- Other name: Tom Gillespie

Academic background
- Education: University of Colorado Boulder (BA) CSU Chico (MA) UCLA (PhD)

Academic work
- Discipline: Geography
- Sub-discipline: Biogeography
- Institutions: UCLA
- Main interests: Tropical dry forests, remote sensing, GIS
- Website: https://geog.ucla.edu/person/thomas-gillespie/

= Thomas Gillespie (geographer) =

American geographer

Thomas Gillespie is an American geographer and professor of geography at the University of California, Los Angeles (UCLA).

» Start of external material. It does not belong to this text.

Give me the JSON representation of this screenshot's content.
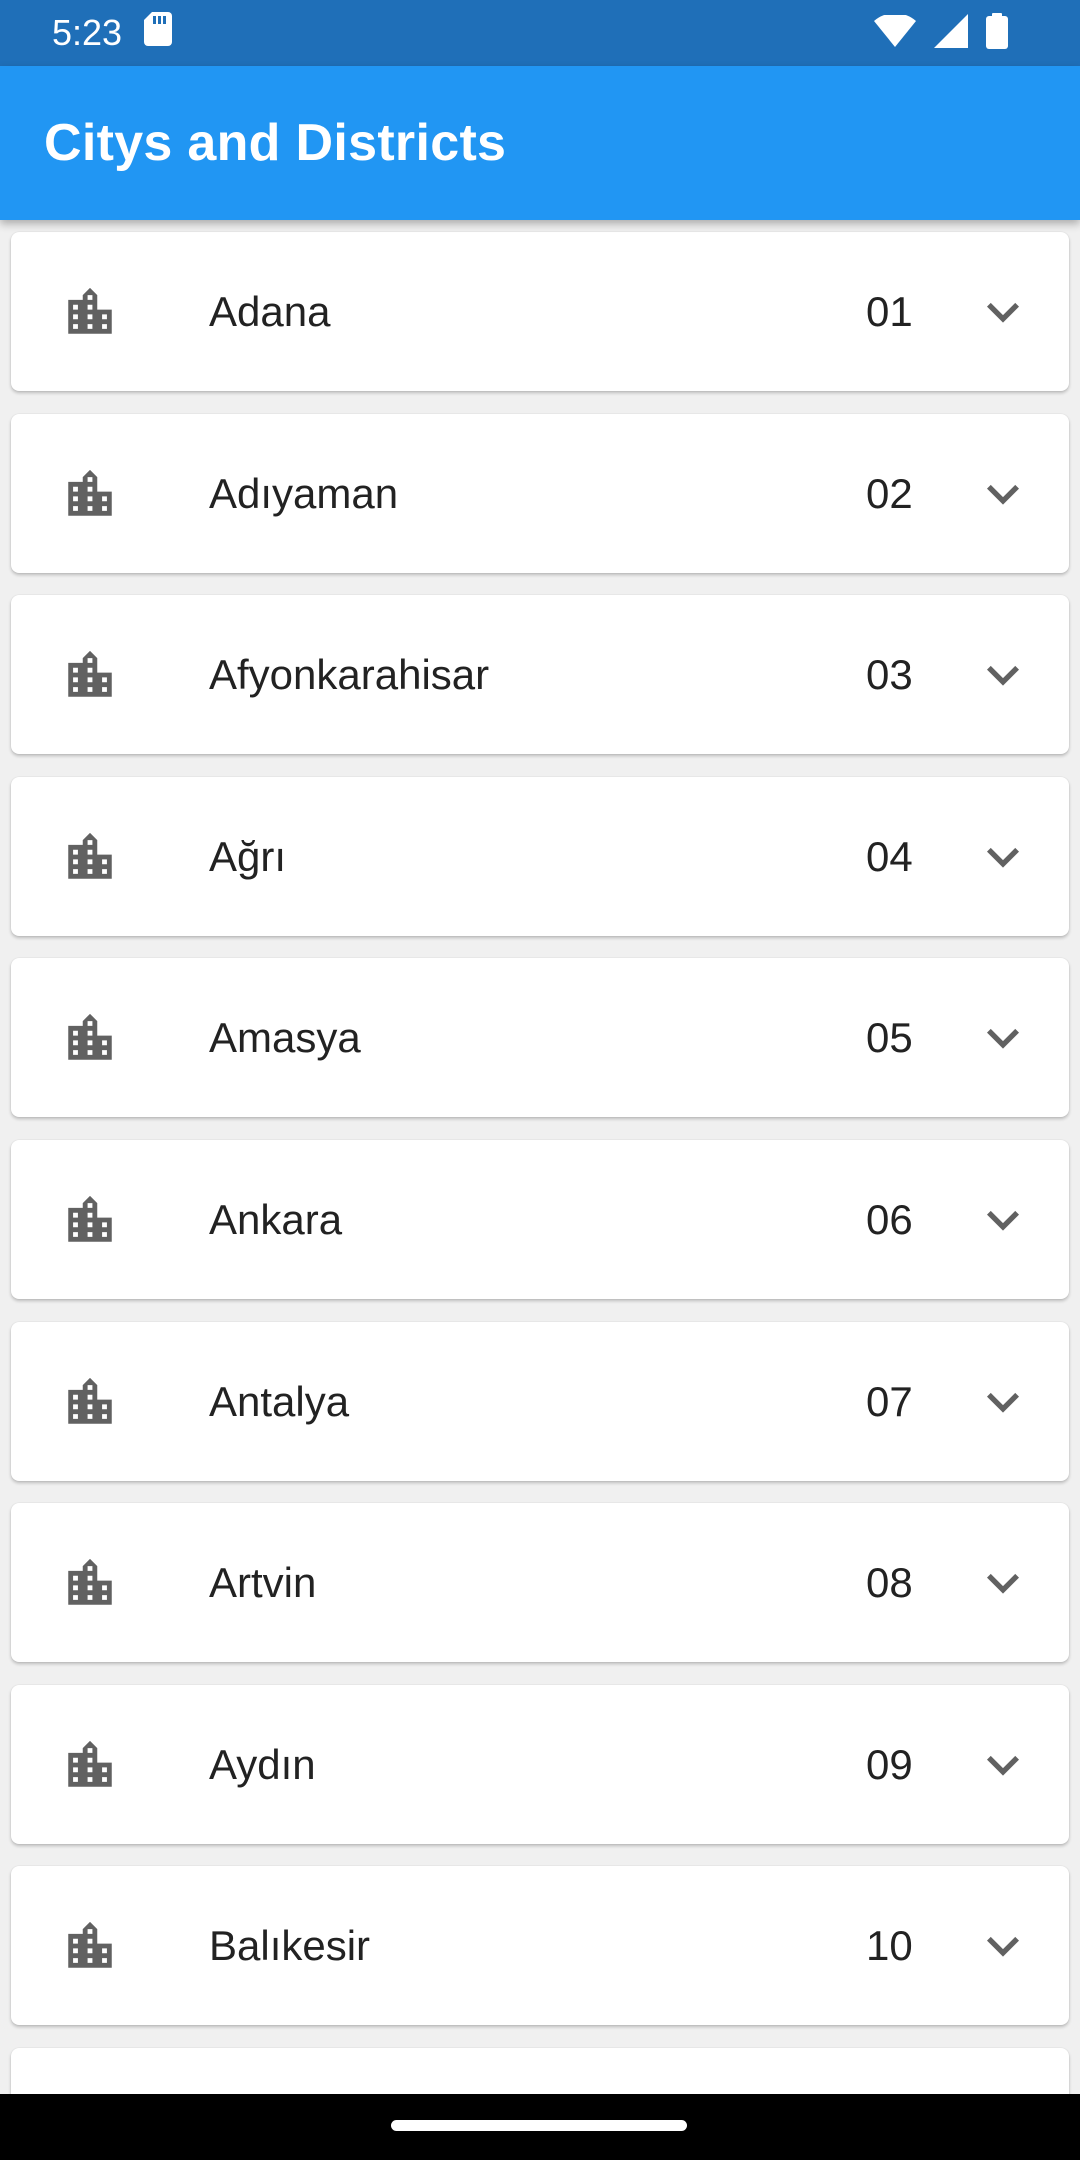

Gillespie's main area of research is in determining the patterns of species richness within a given geography, specifically native Hawaiian flora and tropical dry forests in biodiversity hotspot such as Hawaii, Sundaland, Indo-Burma, New Caledonia and the Caribbean, through remote sensing and GIS. His research has been used to inform global conservation policies and natural resource/tropical ecology management.

== Education ==
Gillespie received his BA in international affairs from University of Colorado Boulder in 1990 and MA in geography from California State University, Chico in 1994. He went on to receive his PhD from UCLA in 1998.

== Career ==
A 2008 study co-authored by Gillespie suggested that ethnic violence rather than the Iraq War troop surge of 2007 was the "primary factor in reducing violence in Iraq." UCLA researchers looked at light generation at different neighborhoods in Baghdad. Before the surge, Sunni neighborhoods' consumption heavily declined. However, during the surge, their consumption did not return whereas the Shiite neighborhoods either remained the same or increased. Gillespie suggested that “If the surge had truly 'worked,' we would expect to see a steady increase in night-light output over time."

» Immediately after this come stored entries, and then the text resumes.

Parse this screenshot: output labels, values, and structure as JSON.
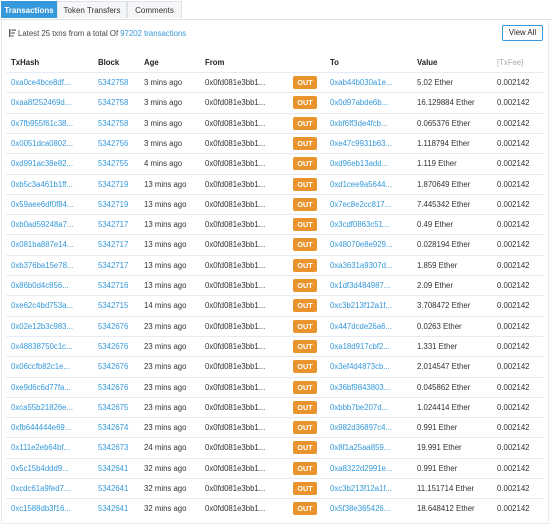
{
  "tabs": [
    {
      "label": "Transactions"
    },
    {
      "label": "Token Transfers"
    },
    {
      "label": "Comments"
    }
  ],
  "summary": {
    "prefix": "Latest 25 txns from a total Of",
    "total_link": "97202 transactions",
    "sort_icon": "sort-amount-icon"
  },
  "view_all_label": "View All",
  "columns": {
    "txhash": "TxHash",
    "block": "Block",
    "age": "Age",
    "from": "From",
    "to": "To",
    "value": "Value",
    "txfee": "[TxFee]"
  },
  "colors": {
    "accent": "#3498db",
    "out_badge": "#e8932c"
  },
  "rows": [
    {
      "hash": "0xa0ce4bce8df...",
      "block": "5342758",
      "age": "3 mins ago",
      "from": "0x0fd081e3bb1...",
      "dir": "OUT",
      "to": "0xab44b030a1e...",
      "value": "5.02 Ether",
      "fee": "0.002142"
    },
    {
      "hash": "0xaa8f252469d...",
      "block": "5342758",
      "age": "3 mins ago",
      "from": "0x0fd081e3bb1...",
      "dir": "OUT",
      "to": "0x0d97abde6b...",
      "value": "16.129884 Ether",
      "fee": "0.002142"
    },
    {
      "hash": "0x7fb955f61c38...",
      "block": "5342758",
      "age": "3 mins ago",
      "from": "0x0fd081e3bb1...",
      "dir": "OUT",
      "to": "0xbf6ff3de4fcb...",
      "value": "0.065376 Ether",
      "fee": "0.002142"
    },
    {
      "hash": "0x0051dca0802...",
      "block": "5342756",
      "age": "3 mins ago",
      "from": "0x0fd081e3bb1...",
      "dir": "OUT",
      "to": "0xe47c9931b63...",
      "value": "1.118794 Ether",
      "fee": "0.002142"
    },
    {
      "hash": "0xd991ac38e82...",
      "block": "5342755",
      "age": "4 mins ago",
      "from": "0x0fd081e3bb1...",
      "dir": "OUT",
      "to": "0xd96eb13add...",
      "value": "1.119 Ether",
      "fee": "0.002142"
    },
    {
      "hash": "0xb5c3a461b1ff...",
      "block": "5342719",
      "age": "13 mins ago",
      "from": "0x0fd081e3bb1...",
      "dir": "OUT",
      "to": "0xd1cee9a5644...",
      "value": "1.870649 Ether",
      "fee": "0.002142"
    },
    {
      "hash": "0x59aee6df0f84...",
      "block": "5342719",
      "age": "13 mins ago",
      "from": "0x0fd081e3bb1...",
      "dir": "OUT",
      "to": "0x7ec8e2cc817...",
      "value": "7.445342 Ether",
      "fee": "0.002142"
    },
    {
      "hash": "0xb0ad59248a7...",
      "block": "5342717",
      "age": "13 mins ago",
      "from": "0x0fd081e3bb1...",
      "dir": "OUT",
      "to": "0x3cdf0863c51...",
      "value": "0.49 Ether",
      "fee": "0.002142"
    },
    {
      "hash": "0x081ba887e14...",
      "block": "5342717",
      "age": "13 mins ago",
      "from": "0x0fd081e3bb1...",
      "dir": "OUT",
      "to": "0x48070e8e929...",
      "value": "0.028194 Ether",
      "fee": "0.002142"
    },
    {
      "hash": "0xb376ba15e78...",
      "block": "5342717",
      "age": "13 mins ago",
      "from": "0x0fd081e3bb1...",
      "dir": "OUT",
      "to": "0xa3631a9307d...",
      "value": "1.859 Ether",
      "fee": "0.002142"
    },
    {
      "hash": "0x86b0d4c856...",
      "block": "5342716",
      "age": "13 mins ago",
      "from": "0x0fd081e3bb1...",
      "dir": "OUT",
      "to": "0x1df3d484987...",
      "value": "2.09 Ether",
      "fee": "0.002142"
    },
    {
      "hash": "0xe62c4bd753a...",
      "block": "5342715",
      "age": "14 mins ago",
      "from": "0x0fd081e3bb1...",
      "dir": "OUT",
      "to": "0xc3b213f12a1f...",
      "value": "3.708472 Ether",
      "fee": "0.002142"
    },
    {
      "hash": "0x02e12b3c983...",
      "block": "5342676",
      "age": "23 mins ago",
      "from": "0x0fd081e3bb1...",
      "dir": "OUT",
      "to": "0x447dcde26a6...",
      "value": "0.0263 Ether",
      "fee": "0.002142"
    },
    {
      "hash": "0x48838750c1c...",
      "block": "5342676",
      "age": "23 mins ago",
      "from": "0x0fd081e3bb1...",
      "dir": "OUT",
      "to": "0xa18d917cbf2...",
      "value": "1.331 Ether",
      "fee": "0.002142"
    },
    {
      "hash": "0x06ccfb82c1e...",
      "block": "5342676",
      "age": "23 mins ago",
      "from": "0x0fd081e3bb1...",
      "dir": "OUT",
      "to": "0x3ef4d4873cb...",
      "value": "2.014547 Ether",
      "fee": "0.002142"
    },
    {
      "hash": "0xe9d6c6d77fa...",
      "block": "5342676",
      "age": "23 mins ago",
      "from": "0x0fd081e3bb1...",
      "dir": "OUT",
      "to": "0x36bf9843803...",
      "value": "0.045862 Ether",
      "fee": "0.002142"
    },
    {
      "hash": "0xca55b21826e...",
      "block": "5342675",
      "age": "23 mins ago",
      "from": "0x0fd081e3bb1...",
      "dir": "OUT",
      "to": "0xbbb7be207d...",
      "value": "1.024414 Ether",
      "fee": "0.002142"
    },
    {
      "hash": "0xfb644444e69...",
      "block": "5342674",
      "age": "23 mins ago",
      "from": "0x0fd081e3bb1...",
      "dir": "OUT",
      "to": "0x982d36897c4...",
      "value": "0.991 Ether",
      "fee": "0.002142"
    },
    {
      "hash": "0x111e2eb64bf...",
      "block": "5342673",
      "age": "24 mins ago",
      "from": "0x0fd081e3bb1...",
      "dir": "OUT",
      "to": "0x8f1a25aa859...",
      "value": "19.991 Ether",
      "fee": "0.002142"
    },
    {
      "hash": "0x5c15b4ddd9...",
      "block": "5342641",
      "age": "32 mins ago",
      "from": "0x0fd081e3bb1...",
      "dir": "OUT",
      "to": "0xa8322d2991e...",
      "value": "0.991 Ether",
      "fee": "0.002142"
    },
    {
      "hash": "0xcdc61a9fed7...",
      "block": "5342641",
      "age": "32 mins ago",
      "from": "0x0fd081e3bb1...",
      "dir": "OUT",
      "to": "0xc3b213f12a1f...",
      "value": "11.151714 Ether",
      "fee": "0.002142"
    },
    {
      "hash": "0xc1588db3f16...",
      "block": "5342641",
      "age": "32 mins ago",
      "from": "0x0fd081e3bb1...",
      "dir": "OUT",
      "to": "0x5f38e365426...",
      "value": "18.648412 Ether",
      "fee": "0.002142"
    }
  ]
}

In 2009, Gillespie, along with UCLA geography professor John A. Agnew and several undergraduates, published the paper "Finding Osama bin Laden: An Application of Biogeographic Theories and Satellite Imagery" in the MIT International Review. Using remote sensing and reports of his movement, his students created a statistical model predicting where bin Laden could be based on the island biogeography theory, distance decay theory, and his "Life History Characteristics", a list of physical attributes and assumed personal preferences. The results suggested that bin Laden would be based in a tall building with several rooms, electricity, and coverage in a large city. The research predicated that there was an 88.9% chance that Osama bin Laden would be within 300 km of his last known appearance in Tora Bora. Although the paper did not specify a specific city, Abbottabad, Pakistan, where bin Laden was eventually killed, was within the allotted range at 268 km. Critics have said that the paper oversimplifies bin Laden's behaviors and fails to account for the cultural background of the region.

Gillespie published his documentary about the global loss of natural plant diversity, The World’s Most Endangered Forests: The Tropical Dry Forests of Oceania, on University of California Television (UCTV) in 2010. He spent four years working on the film, traveling to over 40 locations across the Pacific Ocean, with funding by the National Science Foundation and National Geographic Society. Gillespie decided to create a documentary to better expose the subject matter to the general public.

In 2016, Gillespie headed the team along with archeologist Monica L. Smith researching potential sites for Edicts of Ashoka. The edicts are evidence of early political regimes, urbanism, and the spread of Buddhism within the Indian subcontinent. The team used a computer model to extrapolate 121 possible sites, mostly in the Deccan Plateau, Afghanistan-Pakistan border, North West India, based on similarities, such as geological and population data, to existing sites. The paper was published in the Current Science scientific journal.

Gillespie heads the restoration efforts at Sage Hill, a four-acre lot with native shrubbery located on the UCLA campus.